The explicit dependency approach is in contrast to the traditional
“./configure” approach where instead of specifying dependencies
declaratively, the ./configure
script checks if the dependencies are
present on the system. Some manual work is required to transform a
./configure
based package into a Linux distribution package (or
similar). This conversion work is usually done by people other than the
package author(s). The practical effect of this is that only the most
popular packages will benefit from automatic package management.
Instead, Cabal forces the original author to specify the dependencies
but the advantage is that every package can benefit from automatic
package management.
The “./configure” approach tends to encourage packages that adapt themselves to the environment in which they are built, for example by disabling optional features so that they can continue to work when a particular dependency is not available. This approach makes sense in a world where installing additional dependencies is a tiresome manual process and so minimising dependencies is important. The automatic package management view is that packages should just declare what they need and the package manager will take responsibility for ensuring that all the dependencies are installed.
Sometimes of course optional features and optional dependencies do make sense. Cabal packages can have optional features and varying dependencies. These conditional dependencies are still specified in a declarative way however and remain compatible with automatic package management. The need to remain compatible with automatic package management means that Cabal’s conditional dependencies system is a bit less flexible than with the “./configure” approach.
Note
GNU autoconf places restrictions on paths, including the
path that the user builds a package from.
Package authors using build-type: configure
should be aware of
these restrictions; because users may be unexpectedly constrained and
face mysterious errors, it is recommended that build-type: configure
is only used where strictly necessary.
2.6. Portability
One of the purposes of Cabal is to make it easier to build packages on different platforms (operating systems and CPU architectures), with different compiler versions and indeed even with different Haskell implementations. (Yes, there are Haskell implementations other than GHC!)
Cabal provides abstractions of features present in different Haskell implementations and wherever possible it is best to take advantage of these to increase portability. Where necessary however it is possible to use specific features of specific implementations.
For example a package author can list in the package’s .cabal
what
language extensions the code uses. This allows Cabal to figure out if
the language extension is supported by the Haskell implementation that
the user picks. Additionally, certain language extensions such as
Template Haskell require special handling from the build system and by
listing the extension it provides the build system with enough
information to do the right thing.
Another similar example is linking with foreign libraries. Rather than specifying GHC flags directly, the package author can list the libraries that are needed and the build system will take care of using the right flags for the compiler. Additionally this makes it easier for tools to discover what system C libraries a package needs, which is useful for tracking dependencies on system libraries (e.g. when translating into Linux distribution packages).

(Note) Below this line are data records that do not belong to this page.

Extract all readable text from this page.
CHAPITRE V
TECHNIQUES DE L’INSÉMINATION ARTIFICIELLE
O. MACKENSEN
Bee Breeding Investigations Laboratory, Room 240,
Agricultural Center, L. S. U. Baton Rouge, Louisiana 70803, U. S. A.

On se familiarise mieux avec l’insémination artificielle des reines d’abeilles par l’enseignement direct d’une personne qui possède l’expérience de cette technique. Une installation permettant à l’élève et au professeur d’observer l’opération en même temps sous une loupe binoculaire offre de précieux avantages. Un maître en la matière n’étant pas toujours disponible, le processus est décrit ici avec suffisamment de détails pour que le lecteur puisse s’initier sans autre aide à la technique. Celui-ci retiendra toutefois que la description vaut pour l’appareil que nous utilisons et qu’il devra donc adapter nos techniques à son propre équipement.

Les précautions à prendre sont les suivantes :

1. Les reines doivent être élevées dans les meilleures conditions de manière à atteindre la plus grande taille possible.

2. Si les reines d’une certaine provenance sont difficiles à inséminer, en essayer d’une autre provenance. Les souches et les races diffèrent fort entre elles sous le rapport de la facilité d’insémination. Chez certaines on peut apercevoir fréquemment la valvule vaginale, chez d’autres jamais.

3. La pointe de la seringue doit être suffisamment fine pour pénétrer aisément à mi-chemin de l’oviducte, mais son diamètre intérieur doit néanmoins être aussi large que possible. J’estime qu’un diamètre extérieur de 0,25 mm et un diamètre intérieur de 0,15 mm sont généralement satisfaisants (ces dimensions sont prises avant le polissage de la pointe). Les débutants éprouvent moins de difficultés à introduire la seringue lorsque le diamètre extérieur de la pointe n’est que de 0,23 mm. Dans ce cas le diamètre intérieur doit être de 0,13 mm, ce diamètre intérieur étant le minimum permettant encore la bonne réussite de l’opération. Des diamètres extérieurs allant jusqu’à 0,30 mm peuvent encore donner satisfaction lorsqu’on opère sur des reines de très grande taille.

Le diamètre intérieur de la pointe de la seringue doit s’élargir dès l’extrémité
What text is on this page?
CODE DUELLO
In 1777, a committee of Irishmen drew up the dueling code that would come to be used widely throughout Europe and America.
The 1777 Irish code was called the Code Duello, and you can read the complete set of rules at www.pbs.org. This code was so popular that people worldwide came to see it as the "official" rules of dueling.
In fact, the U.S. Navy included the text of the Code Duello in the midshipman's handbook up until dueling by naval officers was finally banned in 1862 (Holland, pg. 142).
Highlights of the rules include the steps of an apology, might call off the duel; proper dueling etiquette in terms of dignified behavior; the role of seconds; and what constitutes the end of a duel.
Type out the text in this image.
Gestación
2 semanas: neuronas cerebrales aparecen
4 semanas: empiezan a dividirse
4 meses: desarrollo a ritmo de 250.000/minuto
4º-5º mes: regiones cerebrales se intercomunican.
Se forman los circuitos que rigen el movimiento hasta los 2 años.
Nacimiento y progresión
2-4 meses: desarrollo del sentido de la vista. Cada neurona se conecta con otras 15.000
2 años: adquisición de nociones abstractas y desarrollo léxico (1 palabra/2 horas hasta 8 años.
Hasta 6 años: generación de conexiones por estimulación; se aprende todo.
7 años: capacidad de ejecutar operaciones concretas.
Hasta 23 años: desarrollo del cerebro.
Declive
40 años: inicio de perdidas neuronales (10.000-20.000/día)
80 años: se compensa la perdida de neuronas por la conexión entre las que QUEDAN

In fact both of these examples fall into the category of explicitly specifying dependencies. Not all dependencies are other Cabal packages. Foreign libraries are clearly another kind of dependency. It’s also possible to think of language extensions as dependencies: the package depends on a Haskell implementation that supports all those extensions.
Where compiler-specific options are needed however, there is an “escape hatch” available. The developer can specify implementation-specific options and more generally there is a configuration mechanism to customise many aspects of how a package is built depending on the Haskell implementation, the operating system, computer architecture and user-specified configuration flags.